When the Americans emerged from the woods into the clearing, they were easy targets for the British guns. Croghan brought up two 6-pounder guns, but meanwhile he sent his Ohio Volunteers, leading the advance, to outflank the British left, and sent the detachment of regulars through the woods around the British right. These manoeuvres proceeded very slowly, because of the difficult terrain. While they were in progress, a false report of another American landing west of the fort caused McDouall to withdraw the Newfoundland and Michigan Fencibles, but the American regulars were ambushed by the Natives. Thirteen Americans were killed, including Major Holmes, Captain Isaac Van Horne and another officer, fifty-one were wounded (including Captain Benjamin Desha, second in command of the regulars) and the Americans were thrown into confusion. McDouall meanwhile discovered that there was no landing behind him, and moved his redcoated infantry back into their positions.
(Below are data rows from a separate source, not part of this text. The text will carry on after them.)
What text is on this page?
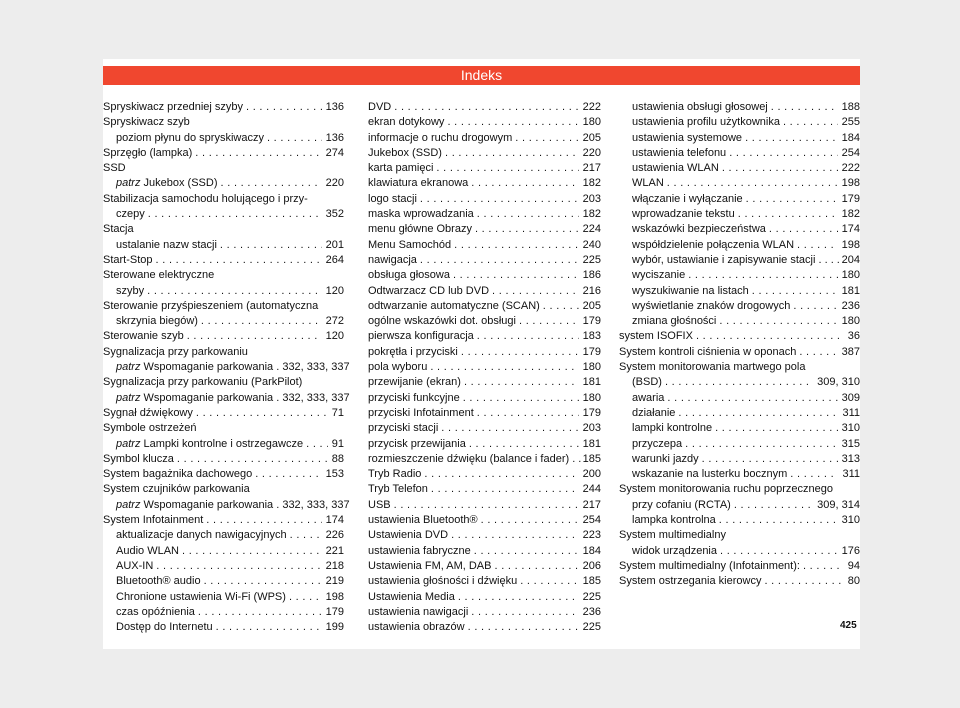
Indeks
Spryskiwacz przedniej szyby . . .	136
Spryskiwacz szyb
poziom płynu do spryskiwaczy . . .	136
Sprzęgło (lampka) . . .	274
SSD
patrz Jukebox (SSD) . . .	220
Stabilizacja samochodu holującego i przy-
czepy . . .	352
Stacja
ustalanie nazw stacji . . .	201
Start-Stop . . .	264
Sterowane elektryczne
szyby . . .	120
Sterowanie przyśpieszeniem (automatyczna
skrzynia biegów) . . .	272
Sterowanie szyb . . .	120
Sygnalizacja przy parkowaniu
patrz Wspomaganie parkowania . 332, 333, 337
Sygnalizacja przy parkowaniu (ParkPilot)
patrz Wspomaganie parkowania . 332, 333, 337
Sygnał dźwiękowy . . .	71
Symbole ostrzeżeń
patrz Lampki kontrolne i ostrzegawcze . . .	91
Symbol klucza . . .	88
System bagażnika dachowego . . .	153
System czujników parkowania
patrz Wspomaganie parkowania . 332, 333, 337
System Infotainment . . .	174
aktualizacje danych nawigacyjnych . . .	226
Audio WLAN . . .	221
AUX-IN . . .	218
Bluetooth® audio . . .	219
Chronione ustawienia Wi-Fi (WPS) . . .	198
czas opóźnienia . . .	179
Dostęp do Internetu . . .	199
DVD . . .	222
ekran dotykowy . . .	180
informacje o ruchu drogowym . . .	205
Jukebox (SSD) . . .	220
karta pamięci . . .	217
klawiatura ekranowa . . .	182
logo stacji . . .	203
maska wprowadzania . . .	182
menu główne Obrazy . . .	224
Menu Samochód . . .	240
nawigacja . . .	225
obsługa głosowa . . .	186
Odtwarzacz CD lub DVD . . .	216
odtwarzanie automatyczne (SCAN) . . .	205
ogólne wskazówki dot. obsługi . . .	179
pierwsza konfiguracja . . .	183
pokrętła i przyciski . . .	179
pola wyboru . . .	180
przewijanie (ekran) . . .	181
przyciski funkcyjne . . .	180
przyciski Infotainment . . .	179
przyciski stacji . . .	203
przycisk przewijania . . .	181
rozmieszczenie dźwięku (balance i fader) . . 185
Tryb Radio . . .	200
Tryb Telefon . . .	244
USB . . .	217
ustawienia Bluetooth® . . .	254
Ustawienia DVD . . .	223
ustawienia fabryczne . . .	184
Ustawienia FM, AM, DAB . . .	206
ustawienia głośności i dźwięku . . .	185
Ustawienia Media . . .	225
ustawienia nawigacji . . .	236
ustawienia obrazów . . .	225
ustawienia obsługi głosowej . . .	188
ustawienia profilu użytkownika . . .	255
ustawienia systemowe . . .	184
ustawienia telefonu . . .	254
ustawienia WLAN . . .	222
WLAN . . .	198
włączanie i wyłączanie . . .	179
wprowadzanie tekstu . . .	182
wskazówki bezpieczeństwa . . .	174
współdzielenie połączenia WLAN . . .	198
wybór, ustawianie i zapisywanie stacji . . . . 204
wyciszanie . . .	180
wyszukiwanie na listach . . .	181
wyświetlanie znaków drogowych . . .	236
zmiana głośności . . .	180
system ISOFIX . . .	36
System kontroli ciśnienia w oponach . . .	387
System monitorowania martwego pola
(BSD) . . .	309, 310
awaria . . .	309
działanie . . .	311
lampki kontrolne . . .	310
przyczepa . . .	315
warunki jazdy . . .	313
wskazanie na lusterku bocznym . . .	311
System monitorowania ruchu poprzecznego
przy cofaniu (RCTA) . . .	309, 314
lampka kontrolna . . .	310
System multimedialny
widok urządzenia . . .	176
System multimedialny (Infotainment): . . .	94
System ostrzegania kierowcy . . .	80
425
The heavy losses and confusion among the United States regulars, and the return of McDouall's infantry, forced Croghan to order his men to retreat through the woods to the beach. Two wounded Americans were left to be taken prisoner. The Americans rowed back to their ships, leaving the fort in the British hands until the end of the war.

==Aftermath==
The American expedition subsequently located the post at the Nottawasaga River and on 15 August, they captured it before returning to Detroit. The British scuttled the schooner Nancy, which had taken refuge in the Nottawasaga River, so that it would not fall into American hands. Commodore Sinclair left the gunboats USS Tigress and USS Scorpion to blockade Mackinac, hoping to starve the garrison into surrender before the following spring. In the Engagement on Lake Huron, both vessels fell into British hands, securing the British hold on the entire region.

==Legacy==
Five active regular battalions of the United States Army (1-3 Inf, 2-3 Inf, 4-3 Inf, 2-7 Inf and 3-7 Inf) perpetuate the lineages of the former 17th, 19th and 24th United States Infantry Regiments, elements of which participated in the battle.
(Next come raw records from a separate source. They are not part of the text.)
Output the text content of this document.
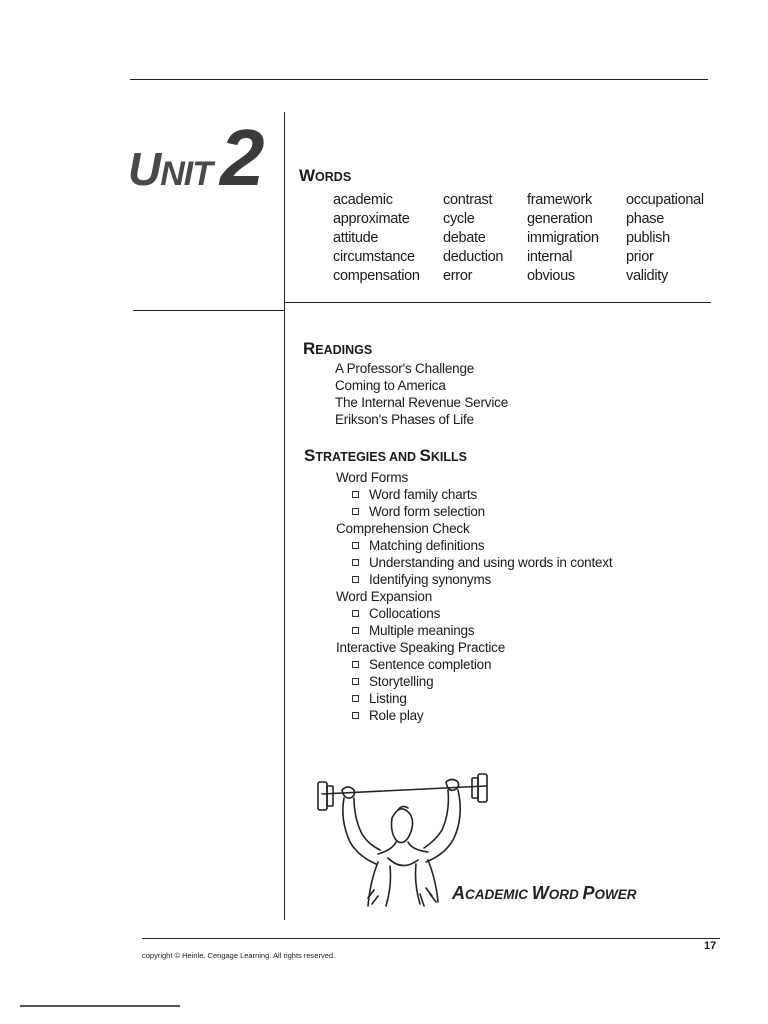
UNIT 2 WORDS
academic	contrast	framework	occupational
approximate	cycle	generation	phase
attitude	debate	immigration	publish
circumstance	deduction	internal	prior
compensation	error	obvious	validity
READINGS
A Professor's Challenge
Coming to America
The Internal Revenue Service
Erikson's Phases of Life
STRATEGIES AND SKILLS
Word Forms
Word family charts
Word form selection
Comprehension Check
Matching definitions
Understanding and using words in context
Identifying synonyms
Word Expansion
Collocations
Multiple meanings
Interactive Speaking Practice
Sentence completion
Storytelling
Listing
Role play
ACADEMIC WORD POWER
copyright © Heinle, Cengage Learning. All rights reserved.
17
Within the Canadian Army, the history and heritage of the Royal Newfoundland Fencibles is carried on by the Royal Newfoundland Regiment (RNR). Among three Battle Honours awarded to the RNR for the War of 1812, it carries the Theatre Honour, Defence of Canada 1812-1815, for services rendered by the Regiment in engagements throughout the War, including the Battle of Mackinac Island.

Most of the site of the Battle of Mackinac Island is now the Wawashkamo Golf Links, laid out in 1898.